Exercise 51: A Mindful Body Scan

Background: The body scan is a well-loved mindfulness exercise.  This is a practice which invites us to carefully survey the body and to explore how it is feeling.  One of the objectives is to compare how the different body parts feel. Those parts of us that feel relaxed are contrasted with the places we feel tense.   

It’s a powerful thing, to note what feels comfortable.  Just as watching the example of someone performing well is often more helpful than analyzing what is wrong, finding parts of the body which are comfortable allows us to use them as a sort of example in how to bring that comfort elsewhere.

 

On this approach, the soreness is simply noted.  Noticing has a strange kind of power in contemplation.  Sometimes, just the act of noticing is enough to make the situation feel better.  It is a bit like putting a band aid on the “owie” of a small child.

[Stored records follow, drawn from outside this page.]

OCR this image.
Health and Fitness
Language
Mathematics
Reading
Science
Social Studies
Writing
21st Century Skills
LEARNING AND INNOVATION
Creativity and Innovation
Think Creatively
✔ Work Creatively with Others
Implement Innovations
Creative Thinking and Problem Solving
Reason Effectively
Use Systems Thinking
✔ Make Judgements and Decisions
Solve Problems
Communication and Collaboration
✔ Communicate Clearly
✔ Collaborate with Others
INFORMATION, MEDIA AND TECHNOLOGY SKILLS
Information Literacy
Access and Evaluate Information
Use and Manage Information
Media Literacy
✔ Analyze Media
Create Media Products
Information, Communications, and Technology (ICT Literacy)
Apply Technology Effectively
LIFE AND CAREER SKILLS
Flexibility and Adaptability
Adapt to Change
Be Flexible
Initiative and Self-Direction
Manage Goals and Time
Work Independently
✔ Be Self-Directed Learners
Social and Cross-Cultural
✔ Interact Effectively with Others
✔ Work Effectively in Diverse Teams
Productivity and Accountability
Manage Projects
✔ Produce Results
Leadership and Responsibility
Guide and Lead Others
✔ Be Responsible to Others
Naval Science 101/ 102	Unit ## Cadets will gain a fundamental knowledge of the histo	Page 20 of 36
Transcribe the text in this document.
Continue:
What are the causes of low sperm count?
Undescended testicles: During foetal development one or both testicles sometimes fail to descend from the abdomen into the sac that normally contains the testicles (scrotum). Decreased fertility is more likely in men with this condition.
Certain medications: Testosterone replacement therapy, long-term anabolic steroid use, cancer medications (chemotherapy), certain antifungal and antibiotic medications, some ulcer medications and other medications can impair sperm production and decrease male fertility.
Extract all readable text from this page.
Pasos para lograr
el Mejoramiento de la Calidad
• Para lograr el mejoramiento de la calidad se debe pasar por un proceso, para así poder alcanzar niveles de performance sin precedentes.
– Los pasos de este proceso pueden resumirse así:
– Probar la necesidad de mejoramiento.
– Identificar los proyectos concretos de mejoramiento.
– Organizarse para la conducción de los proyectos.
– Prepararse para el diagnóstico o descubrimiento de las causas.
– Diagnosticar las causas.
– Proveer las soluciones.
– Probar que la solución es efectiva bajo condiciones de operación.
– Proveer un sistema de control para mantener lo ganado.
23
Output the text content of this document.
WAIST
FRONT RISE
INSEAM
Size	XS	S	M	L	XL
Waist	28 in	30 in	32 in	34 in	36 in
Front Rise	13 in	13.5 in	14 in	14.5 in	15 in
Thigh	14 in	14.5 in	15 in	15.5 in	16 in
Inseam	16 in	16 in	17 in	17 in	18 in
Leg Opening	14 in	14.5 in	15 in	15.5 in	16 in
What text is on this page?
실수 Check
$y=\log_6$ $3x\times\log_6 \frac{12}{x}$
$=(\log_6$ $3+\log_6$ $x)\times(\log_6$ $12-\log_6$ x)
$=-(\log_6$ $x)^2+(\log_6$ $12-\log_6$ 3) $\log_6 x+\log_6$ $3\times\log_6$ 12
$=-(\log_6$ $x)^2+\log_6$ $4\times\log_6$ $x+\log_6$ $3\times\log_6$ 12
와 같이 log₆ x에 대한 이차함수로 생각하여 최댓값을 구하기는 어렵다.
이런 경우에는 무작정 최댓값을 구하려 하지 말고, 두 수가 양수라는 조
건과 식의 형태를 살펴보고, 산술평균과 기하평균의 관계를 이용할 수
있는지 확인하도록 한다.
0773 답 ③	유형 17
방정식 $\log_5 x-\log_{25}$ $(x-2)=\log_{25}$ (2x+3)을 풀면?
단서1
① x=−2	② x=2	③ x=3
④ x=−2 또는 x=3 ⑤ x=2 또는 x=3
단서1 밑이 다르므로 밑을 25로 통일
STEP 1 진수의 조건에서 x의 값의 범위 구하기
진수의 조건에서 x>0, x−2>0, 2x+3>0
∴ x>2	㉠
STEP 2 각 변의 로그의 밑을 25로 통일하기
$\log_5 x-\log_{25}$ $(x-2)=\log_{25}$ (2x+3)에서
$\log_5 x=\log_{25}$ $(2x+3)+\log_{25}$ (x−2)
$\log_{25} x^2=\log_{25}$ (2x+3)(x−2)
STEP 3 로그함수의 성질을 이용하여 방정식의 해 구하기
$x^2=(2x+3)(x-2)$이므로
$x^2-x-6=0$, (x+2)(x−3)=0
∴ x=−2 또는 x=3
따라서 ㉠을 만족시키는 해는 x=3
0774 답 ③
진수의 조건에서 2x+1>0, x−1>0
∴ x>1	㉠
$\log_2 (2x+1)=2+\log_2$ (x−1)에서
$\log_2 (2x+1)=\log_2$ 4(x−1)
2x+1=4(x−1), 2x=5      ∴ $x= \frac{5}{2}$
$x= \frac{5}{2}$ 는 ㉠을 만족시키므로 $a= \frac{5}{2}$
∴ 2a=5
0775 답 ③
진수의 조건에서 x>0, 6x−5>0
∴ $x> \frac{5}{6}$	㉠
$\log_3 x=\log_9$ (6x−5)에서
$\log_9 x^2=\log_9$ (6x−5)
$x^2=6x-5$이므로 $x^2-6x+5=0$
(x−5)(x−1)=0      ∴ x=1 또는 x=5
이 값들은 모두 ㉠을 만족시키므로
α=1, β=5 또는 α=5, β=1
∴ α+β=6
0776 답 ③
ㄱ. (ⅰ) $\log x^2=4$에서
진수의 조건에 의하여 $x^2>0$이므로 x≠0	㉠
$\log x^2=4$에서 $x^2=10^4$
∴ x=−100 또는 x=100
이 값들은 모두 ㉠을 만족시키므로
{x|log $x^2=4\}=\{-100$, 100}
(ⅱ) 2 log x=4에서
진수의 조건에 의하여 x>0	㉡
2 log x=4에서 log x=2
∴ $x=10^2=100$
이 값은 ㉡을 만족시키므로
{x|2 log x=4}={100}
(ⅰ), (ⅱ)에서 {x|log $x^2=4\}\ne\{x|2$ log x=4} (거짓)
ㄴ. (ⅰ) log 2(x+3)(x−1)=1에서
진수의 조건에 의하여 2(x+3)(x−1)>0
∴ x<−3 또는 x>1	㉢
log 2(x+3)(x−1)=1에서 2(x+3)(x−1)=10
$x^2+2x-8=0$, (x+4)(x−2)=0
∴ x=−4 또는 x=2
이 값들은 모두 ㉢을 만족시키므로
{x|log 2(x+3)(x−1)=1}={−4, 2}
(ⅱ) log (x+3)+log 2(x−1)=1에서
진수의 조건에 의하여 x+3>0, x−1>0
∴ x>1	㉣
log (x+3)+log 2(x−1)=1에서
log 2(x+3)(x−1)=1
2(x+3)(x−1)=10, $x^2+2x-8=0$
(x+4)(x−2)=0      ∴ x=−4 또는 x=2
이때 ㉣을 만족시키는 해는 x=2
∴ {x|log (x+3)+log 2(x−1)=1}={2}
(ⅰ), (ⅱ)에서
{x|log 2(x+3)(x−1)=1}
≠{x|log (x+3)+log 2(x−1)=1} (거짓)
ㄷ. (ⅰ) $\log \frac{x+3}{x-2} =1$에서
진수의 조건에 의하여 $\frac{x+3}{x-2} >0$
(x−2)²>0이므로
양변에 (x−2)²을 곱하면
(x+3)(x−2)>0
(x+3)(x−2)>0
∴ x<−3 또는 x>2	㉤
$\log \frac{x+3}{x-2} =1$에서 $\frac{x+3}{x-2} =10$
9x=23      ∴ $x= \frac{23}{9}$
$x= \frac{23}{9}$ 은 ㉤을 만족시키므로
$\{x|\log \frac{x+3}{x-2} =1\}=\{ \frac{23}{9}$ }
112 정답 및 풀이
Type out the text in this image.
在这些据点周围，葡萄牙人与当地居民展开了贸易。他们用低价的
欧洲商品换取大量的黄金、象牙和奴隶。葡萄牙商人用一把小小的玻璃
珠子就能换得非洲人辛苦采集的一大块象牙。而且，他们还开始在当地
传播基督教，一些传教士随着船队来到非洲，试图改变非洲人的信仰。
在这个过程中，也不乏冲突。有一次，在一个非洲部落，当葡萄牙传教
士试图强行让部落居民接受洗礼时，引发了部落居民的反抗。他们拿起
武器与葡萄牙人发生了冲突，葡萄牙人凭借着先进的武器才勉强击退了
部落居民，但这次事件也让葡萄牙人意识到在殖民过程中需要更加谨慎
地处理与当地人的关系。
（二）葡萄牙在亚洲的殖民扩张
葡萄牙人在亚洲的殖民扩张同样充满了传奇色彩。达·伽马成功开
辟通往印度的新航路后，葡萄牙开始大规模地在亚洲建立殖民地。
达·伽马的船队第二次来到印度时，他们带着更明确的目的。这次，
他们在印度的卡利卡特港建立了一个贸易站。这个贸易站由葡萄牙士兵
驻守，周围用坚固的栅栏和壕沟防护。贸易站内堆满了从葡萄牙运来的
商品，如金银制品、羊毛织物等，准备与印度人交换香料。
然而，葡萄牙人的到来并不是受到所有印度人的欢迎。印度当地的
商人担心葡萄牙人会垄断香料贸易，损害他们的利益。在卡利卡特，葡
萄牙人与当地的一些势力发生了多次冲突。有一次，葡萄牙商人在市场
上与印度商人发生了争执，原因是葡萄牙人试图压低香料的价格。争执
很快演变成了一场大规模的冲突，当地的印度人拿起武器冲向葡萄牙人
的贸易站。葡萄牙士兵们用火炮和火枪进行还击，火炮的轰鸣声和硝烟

The exercise that is on the next page is written with this simple approach of merely noticing.  After you feel comfortable with this, you might try the following variations and see how they work for you.  These variations bring a more active focus to the places which do not feel comfortable.  

The first variation is to “breathe into” the hurt.   As we inhale, we imagine the breath going straight to the place that is sore.  Envisioning the breath coming to work on the painful place can be very effective.

The second  variation is to turn the attention to relaxing the area.  Here, we will the muscles themselves to relax. Sometimes it is helpful to begin with the surrounding area and work our way inward, toward the center of the discomfort.  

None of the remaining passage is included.